Krugman on the state of economics

Posted in Miscellaneous at 3:06 pm by Eamon Aghdasi

I just got around to reading Paul Krugman’s New York Times Magazine article, “How Did Economists Get it Wrong?“. Brilliant breakdown of the shortcomings of economics as a social science as it stands today. If you haven’t read it already, I highly recommend it.

Here’s a bit that I think summarizes the article:

As I see it, the economics profession went astray because economists, as a group, mistook beauty, clad in impressive-looking mathematics, for truth. Until the Great Depression, most economists clung to a vision of capitalism as a perfect or nearly perfect system. That vision wasn’t sustainable in the face of mass unemployment, but as memories of the Depression faded, economists fell back in love with the old, idealized vision of an economy in which rational individuals interact in perfect markets, this time gussied up with fancy equations. The renewed romance with the idealized market was, to be sure, partly a response to shifting political winds, partly a response to financial incentives. But while sabbaticals at the Hoover Institution and job opportunities on Wall Street are nothing to sneeze at, the central cause of the profession’s failure was the desire for an all-encompassing, intellectually elegant approach that also gave economists a chance to show off their mathematical prowess.

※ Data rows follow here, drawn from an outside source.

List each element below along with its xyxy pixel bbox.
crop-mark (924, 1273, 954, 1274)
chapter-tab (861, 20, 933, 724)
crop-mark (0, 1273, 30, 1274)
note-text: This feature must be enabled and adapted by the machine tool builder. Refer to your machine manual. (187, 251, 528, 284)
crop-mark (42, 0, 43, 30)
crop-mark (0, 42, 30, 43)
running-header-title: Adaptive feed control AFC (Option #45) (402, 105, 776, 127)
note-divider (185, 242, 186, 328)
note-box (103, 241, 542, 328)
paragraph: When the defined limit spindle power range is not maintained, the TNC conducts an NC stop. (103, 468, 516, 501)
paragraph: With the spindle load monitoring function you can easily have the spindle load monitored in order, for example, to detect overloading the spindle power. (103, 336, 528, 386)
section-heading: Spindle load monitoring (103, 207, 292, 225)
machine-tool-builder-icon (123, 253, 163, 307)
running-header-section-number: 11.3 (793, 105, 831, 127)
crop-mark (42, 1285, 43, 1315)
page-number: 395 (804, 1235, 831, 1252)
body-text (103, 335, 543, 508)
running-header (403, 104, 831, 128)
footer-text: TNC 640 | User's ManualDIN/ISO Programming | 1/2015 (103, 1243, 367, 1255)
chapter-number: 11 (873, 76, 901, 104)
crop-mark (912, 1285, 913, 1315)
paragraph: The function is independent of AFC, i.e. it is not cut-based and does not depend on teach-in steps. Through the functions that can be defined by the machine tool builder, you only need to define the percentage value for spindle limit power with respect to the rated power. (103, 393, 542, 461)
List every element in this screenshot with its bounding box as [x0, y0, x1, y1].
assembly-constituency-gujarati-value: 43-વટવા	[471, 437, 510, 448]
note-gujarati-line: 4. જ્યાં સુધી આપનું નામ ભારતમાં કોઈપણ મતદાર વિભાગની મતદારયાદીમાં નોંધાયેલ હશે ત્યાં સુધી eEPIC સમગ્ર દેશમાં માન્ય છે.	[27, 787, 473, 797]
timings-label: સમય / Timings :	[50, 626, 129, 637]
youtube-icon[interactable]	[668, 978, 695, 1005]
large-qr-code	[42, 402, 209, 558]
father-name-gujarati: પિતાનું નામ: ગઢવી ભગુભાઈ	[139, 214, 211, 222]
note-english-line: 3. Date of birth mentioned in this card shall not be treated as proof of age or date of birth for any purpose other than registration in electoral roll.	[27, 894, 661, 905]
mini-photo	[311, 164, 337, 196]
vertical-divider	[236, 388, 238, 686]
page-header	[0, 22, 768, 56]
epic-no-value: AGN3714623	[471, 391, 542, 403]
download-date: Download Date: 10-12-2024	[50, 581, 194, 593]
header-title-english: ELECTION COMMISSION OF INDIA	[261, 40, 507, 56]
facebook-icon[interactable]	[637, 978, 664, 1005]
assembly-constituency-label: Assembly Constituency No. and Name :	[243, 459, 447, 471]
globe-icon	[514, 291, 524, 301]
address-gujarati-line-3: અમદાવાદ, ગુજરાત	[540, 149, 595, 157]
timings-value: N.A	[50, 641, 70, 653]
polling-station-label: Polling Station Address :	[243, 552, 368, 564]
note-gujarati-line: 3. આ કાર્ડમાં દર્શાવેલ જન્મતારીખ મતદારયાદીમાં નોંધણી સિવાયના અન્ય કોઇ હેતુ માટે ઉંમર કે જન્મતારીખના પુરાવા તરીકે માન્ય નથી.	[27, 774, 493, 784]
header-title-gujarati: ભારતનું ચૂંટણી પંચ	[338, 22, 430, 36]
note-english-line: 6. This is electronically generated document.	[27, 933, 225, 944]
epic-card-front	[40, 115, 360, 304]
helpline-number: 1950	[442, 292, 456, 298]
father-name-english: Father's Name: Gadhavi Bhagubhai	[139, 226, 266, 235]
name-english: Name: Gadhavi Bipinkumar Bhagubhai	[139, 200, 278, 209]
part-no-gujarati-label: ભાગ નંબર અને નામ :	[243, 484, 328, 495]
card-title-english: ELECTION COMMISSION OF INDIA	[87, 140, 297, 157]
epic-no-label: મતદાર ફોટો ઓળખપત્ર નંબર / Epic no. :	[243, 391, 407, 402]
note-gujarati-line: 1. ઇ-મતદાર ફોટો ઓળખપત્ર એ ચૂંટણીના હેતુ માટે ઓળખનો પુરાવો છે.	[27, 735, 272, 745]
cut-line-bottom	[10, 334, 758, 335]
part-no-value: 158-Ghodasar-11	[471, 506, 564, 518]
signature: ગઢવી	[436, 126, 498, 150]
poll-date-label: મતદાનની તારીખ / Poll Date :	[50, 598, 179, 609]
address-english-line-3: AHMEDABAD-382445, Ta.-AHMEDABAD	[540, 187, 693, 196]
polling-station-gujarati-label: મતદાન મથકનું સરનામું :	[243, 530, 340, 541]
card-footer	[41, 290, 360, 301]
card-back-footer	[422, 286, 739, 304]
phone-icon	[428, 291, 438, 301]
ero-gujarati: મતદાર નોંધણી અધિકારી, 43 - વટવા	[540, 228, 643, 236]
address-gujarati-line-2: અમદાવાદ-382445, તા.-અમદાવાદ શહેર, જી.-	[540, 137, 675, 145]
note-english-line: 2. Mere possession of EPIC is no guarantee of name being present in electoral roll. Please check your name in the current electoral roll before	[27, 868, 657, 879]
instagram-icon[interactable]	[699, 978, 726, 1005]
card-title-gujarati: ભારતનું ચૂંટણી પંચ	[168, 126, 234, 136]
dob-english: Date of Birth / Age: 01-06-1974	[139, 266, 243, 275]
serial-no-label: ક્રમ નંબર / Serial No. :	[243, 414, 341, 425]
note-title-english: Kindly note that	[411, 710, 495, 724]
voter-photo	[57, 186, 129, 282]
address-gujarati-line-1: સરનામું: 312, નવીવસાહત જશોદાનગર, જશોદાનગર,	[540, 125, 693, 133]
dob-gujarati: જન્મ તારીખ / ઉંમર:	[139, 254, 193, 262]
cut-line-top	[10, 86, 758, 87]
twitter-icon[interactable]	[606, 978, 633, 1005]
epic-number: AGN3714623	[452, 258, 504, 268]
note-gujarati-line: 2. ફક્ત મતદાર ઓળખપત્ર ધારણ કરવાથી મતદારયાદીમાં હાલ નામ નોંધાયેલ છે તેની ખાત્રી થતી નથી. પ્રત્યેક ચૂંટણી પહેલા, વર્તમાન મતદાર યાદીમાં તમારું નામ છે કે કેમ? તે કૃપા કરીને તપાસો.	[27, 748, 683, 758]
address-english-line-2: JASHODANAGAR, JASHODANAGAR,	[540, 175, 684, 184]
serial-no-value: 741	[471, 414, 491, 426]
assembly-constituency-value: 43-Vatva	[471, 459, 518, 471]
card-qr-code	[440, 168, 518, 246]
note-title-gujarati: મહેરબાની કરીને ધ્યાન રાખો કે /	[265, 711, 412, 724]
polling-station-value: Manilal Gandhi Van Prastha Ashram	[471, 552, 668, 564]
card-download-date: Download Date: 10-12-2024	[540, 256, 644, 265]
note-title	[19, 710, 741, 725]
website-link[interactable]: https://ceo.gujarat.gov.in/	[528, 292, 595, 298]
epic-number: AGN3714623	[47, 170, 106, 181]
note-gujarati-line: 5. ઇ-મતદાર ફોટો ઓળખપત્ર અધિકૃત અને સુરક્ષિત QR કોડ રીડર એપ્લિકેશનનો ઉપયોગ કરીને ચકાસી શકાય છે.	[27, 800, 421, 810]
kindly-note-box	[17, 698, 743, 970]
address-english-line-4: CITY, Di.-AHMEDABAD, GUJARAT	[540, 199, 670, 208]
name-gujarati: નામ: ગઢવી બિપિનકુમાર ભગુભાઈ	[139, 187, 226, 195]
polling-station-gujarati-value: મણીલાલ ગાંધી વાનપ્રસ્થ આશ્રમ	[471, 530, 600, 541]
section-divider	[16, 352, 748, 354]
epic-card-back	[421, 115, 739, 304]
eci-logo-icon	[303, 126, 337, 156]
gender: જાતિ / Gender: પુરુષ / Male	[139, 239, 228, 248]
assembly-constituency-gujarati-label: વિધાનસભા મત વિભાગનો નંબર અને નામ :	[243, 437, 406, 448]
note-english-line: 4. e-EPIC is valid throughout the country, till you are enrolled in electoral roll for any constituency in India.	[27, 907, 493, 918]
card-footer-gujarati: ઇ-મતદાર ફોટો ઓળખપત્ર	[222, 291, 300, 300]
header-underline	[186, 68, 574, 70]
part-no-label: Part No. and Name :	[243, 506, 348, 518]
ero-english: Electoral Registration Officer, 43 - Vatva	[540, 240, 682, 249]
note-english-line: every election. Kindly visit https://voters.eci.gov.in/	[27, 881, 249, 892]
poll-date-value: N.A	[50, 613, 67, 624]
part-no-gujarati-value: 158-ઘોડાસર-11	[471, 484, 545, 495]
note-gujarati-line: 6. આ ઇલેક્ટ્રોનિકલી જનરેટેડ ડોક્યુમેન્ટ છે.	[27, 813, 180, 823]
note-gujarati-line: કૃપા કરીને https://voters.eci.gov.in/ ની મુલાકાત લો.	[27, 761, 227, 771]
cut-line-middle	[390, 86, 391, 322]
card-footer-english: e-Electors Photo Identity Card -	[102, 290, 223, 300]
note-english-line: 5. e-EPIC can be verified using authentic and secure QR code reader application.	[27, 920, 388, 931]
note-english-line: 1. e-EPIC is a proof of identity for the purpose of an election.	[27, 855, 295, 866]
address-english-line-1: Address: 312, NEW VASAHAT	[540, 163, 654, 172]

Unfortunately, this romanticized and sanitized vision of the economy led most economists to ignore all the things that can go wrong. They turned a blind eye to the limitations of human rationality that often lead to bubbles and busts; to the problems of institutions that run amok; to the imperfections of markets — especially financial markets — that can cause the economy’s operating system to undergo sudden, unpredictable crashes; and to the dangers created when regulators don’t believe in regulation.

I’m definitely on board with this argument (let’s face it, it’s easy to recognize what Krugman’s talking about now that we’re on the heels of crisis, and much more difficult before the crisis’s onset). There is value in the “elegance” of an economic model, but I think too many economists have an obsession over elegance. I realize it allows for models that, had they not been oversimplified, would lose their usefulness. The stumbling block is not the simplicity of the models themselves, but the tendency to actually believe that the model is perfect in practice, that for instance, human beings are perfectly rational beings in real life.